A utilização de medicamentos como Ozempic e Mounjaro, que imitam a ação de hormônios intestinais como GLP-1 e GIP, revolucionou o tratamento da obesidade, permitindo uma rápida perda de peso. No entanto, esse avanço trouxe novos desafios, como garantir uma ingestão adequada de nutrientes e a preservação da massa muscular a longo prazo. Com o intuito de abordar essas preocupações, três entidades europeias renomadas publicaram o primeiro consenso médico global sobre a rotina alimentar para usuários dessas terapias. O documento foi divulgado na prestigiosa revista científica The Lancet Diabetes & Endocrinology.

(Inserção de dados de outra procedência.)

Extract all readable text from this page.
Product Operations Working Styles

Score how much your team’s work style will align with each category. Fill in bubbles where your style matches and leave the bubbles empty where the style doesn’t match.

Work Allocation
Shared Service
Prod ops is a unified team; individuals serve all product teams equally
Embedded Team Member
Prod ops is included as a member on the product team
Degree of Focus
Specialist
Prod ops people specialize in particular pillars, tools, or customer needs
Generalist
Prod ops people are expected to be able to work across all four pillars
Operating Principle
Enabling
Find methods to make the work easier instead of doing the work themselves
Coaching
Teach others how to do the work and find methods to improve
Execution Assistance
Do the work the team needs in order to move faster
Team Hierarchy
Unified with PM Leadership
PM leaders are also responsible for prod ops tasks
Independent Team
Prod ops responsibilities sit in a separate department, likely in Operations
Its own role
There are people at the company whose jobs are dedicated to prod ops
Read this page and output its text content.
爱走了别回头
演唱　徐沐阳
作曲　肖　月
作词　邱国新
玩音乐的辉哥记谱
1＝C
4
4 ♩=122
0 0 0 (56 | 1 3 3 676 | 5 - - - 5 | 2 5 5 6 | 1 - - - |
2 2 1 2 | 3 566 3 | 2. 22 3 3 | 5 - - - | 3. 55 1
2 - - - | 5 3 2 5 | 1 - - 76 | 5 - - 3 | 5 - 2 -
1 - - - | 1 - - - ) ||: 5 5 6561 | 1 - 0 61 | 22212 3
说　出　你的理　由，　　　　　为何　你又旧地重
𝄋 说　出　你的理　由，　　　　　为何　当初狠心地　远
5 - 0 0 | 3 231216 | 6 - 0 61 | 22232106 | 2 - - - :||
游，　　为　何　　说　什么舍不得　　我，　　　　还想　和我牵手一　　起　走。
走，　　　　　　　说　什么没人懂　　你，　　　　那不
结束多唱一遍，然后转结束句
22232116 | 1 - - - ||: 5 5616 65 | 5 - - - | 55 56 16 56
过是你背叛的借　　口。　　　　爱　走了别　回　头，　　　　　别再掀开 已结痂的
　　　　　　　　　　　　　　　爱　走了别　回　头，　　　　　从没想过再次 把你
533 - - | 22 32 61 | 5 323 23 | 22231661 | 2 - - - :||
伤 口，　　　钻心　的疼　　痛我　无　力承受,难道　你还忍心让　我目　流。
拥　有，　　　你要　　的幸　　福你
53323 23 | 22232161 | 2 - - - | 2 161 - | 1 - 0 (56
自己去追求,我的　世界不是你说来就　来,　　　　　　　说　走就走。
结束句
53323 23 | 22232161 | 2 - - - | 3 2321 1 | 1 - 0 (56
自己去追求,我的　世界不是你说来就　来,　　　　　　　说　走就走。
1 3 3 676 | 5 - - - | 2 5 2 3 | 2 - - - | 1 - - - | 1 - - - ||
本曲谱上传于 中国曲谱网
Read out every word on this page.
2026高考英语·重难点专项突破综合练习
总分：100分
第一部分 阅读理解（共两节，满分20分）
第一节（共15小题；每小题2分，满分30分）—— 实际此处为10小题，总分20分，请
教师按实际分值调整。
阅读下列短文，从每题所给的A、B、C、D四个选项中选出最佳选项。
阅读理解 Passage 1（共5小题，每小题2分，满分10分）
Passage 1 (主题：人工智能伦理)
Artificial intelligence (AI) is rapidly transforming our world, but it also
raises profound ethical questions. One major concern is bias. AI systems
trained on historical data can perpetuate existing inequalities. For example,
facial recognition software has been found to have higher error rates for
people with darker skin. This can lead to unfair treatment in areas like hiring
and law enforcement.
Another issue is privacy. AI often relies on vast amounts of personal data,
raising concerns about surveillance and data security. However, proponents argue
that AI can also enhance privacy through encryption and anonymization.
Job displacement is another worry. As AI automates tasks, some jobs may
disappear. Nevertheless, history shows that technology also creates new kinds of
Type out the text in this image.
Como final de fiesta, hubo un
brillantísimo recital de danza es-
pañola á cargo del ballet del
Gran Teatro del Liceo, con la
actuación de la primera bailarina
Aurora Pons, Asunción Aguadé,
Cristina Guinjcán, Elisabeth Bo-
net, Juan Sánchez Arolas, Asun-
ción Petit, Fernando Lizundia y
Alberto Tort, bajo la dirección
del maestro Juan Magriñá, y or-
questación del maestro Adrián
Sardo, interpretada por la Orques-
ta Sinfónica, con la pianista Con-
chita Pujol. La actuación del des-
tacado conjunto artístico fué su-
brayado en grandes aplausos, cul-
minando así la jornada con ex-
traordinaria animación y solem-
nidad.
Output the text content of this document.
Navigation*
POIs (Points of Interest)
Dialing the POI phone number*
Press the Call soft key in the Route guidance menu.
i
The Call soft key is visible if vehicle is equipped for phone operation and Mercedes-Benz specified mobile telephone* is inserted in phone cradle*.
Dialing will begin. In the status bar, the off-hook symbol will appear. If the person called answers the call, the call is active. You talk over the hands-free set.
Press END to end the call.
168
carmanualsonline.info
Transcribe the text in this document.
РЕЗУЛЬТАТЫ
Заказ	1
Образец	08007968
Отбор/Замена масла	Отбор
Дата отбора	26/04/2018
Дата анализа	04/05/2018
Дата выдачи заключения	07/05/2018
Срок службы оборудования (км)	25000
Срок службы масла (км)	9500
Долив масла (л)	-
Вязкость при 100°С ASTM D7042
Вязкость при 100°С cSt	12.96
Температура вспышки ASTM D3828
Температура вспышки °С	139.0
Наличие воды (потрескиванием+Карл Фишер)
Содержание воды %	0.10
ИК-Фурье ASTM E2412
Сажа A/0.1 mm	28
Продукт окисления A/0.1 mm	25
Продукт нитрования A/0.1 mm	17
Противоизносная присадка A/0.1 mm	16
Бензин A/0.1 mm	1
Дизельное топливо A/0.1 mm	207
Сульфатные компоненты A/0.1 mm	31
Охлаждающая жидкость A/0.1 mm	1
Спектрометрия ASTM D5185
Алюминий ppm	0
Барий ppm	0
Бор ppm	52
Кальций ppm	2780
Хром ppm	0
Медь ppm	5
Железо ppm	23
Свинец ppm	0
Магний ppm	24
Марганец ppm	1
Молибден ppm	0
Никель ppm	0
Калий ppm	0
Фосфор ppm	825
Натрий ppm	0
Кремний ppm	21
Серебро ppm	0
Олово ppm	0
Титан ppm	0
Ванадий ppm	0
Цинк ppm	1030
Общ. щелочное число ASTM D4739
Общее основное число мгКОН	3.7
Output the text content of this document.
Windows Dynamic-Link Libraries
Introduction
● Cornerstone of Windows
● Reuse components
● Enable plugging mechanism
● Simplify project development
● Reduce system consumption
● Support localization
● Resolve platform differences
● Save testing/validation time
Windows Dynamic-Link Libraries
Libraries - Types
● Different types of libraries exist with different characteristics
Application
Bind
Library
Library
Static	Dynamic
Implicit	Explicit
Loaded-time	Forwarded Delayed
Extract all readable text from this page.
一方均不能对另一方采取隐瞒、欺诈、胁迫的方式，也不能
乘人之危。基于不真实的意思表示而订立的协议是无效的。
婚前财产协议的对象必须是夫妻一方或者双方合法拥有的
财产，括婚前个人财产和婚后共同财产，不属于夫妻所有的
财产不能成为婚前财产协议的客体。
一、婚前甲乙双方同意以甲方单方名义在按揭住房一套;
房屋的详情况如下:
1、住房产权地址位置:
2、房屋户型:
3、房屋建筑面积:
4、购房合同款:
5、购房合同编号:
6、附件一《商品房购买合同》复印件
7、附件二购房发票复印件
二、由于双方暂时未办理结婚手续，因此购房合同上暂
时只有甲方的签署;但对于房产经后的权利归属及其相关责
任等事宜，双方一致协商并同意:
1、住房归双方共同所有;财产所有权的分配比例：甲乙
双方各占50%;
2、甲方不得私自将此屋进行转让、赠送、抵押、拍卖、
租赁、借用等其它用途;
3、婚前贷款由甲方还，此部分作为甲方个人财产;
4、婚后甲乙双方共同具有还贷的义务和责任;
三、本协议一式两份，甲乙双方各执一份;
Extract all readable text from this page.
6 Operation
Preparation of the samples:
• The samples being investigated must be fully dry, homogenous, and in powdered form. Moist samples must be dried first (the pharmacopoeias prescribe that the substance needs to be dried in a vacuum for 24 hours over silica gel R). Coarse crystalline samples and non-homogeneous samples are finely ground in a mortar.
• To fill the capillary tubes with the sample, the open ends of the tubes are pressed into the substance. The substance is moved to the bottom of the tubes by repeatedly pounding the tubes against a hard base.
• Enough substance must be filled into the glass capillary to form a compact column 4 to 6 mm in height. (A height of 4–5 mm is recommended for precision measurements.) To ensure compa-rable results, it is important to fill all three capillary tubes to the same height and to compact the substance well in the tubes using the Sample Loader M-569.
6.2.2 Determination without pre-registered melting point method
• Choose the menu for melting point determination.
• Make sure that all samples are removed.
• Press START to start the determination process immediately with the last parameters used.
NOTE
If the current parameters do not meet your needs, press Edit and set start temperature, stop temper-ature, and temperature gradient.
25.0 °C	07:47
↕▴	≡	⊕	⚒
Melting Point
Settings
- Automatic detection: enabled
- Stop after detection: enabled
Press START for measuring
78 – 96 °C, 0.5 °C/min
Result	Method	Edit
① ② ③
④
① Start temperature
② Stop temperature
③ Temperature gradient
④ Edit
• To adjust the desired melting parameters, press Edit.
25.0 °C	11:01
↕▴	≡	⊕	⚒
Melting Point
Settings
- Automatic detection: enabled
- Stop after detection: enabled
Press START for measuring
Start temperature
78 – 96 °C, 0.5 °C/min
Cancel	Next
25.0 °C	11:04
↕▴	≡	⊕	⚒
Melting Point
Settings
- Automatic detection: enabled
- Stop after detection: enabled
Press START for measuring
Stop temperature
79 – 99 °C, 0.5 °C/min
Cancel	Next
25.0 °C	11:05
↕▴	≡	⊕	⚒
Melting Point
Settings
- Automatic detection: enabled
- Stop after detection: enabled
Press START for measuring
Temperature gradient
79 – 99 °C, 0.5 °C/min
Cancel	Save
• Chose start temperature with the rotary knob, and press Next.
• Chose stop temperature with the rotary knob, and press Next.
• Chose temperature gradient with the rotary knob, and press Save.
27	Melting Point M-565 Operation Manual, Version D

A importância de uma alimentação balanceada
O consenso, assinado pela Associação Europeia para o Estudo da Obesidade (EASO), a Federação Europeia das Associações de Nutricionistas (EFAD) e a Coalizão Europeia de Pessoas que Vivem com Obesidade (ECPO), destaca que a redução do apetite induzida por esses medicamentos pode levar a riscos nutricionais e funcionais. Em resposta, o documento fornece diretrizes sobre como mitigar esses riscos por meio de uma dieta equilibrada.
Recomendações nutricionais específicas
O consenso europeu enfatiza a importância de ingerir quantidades adequadas de proteínas, fibras e líquidos diariamente. Detalha ainda a ingestão de micronutrientes, carboidratos e calorias, contrariando a ideia de que comer menos é sempre melhor. A quantidade ideal de calorias deve ser adaptada individualmente, mas manter uma ingestão inferior a 800 kcal por dia pode exigir ajustes na dose da medicação ou até mesmo sua interrupção.
Proteínas como prioridade
Durante o emagrecimento, o objetivo é consumir de 1 a 1,5 gramas de proteína por quilo de peso corporal diariamente, enquanto na fase de manutenção essa quantidade pode ser reduzida para 0,8 a 1 grama. A nutricionista Luna Azevedo, membro da Sociedade Brasileira de Endocrinologia, explica que a baixa ingestão de proteínas pode levar à perda de força e redução da taxa metabólica, por isso sua ingestão deve ser priorizada, especialmente quando combinada com exercícios de força.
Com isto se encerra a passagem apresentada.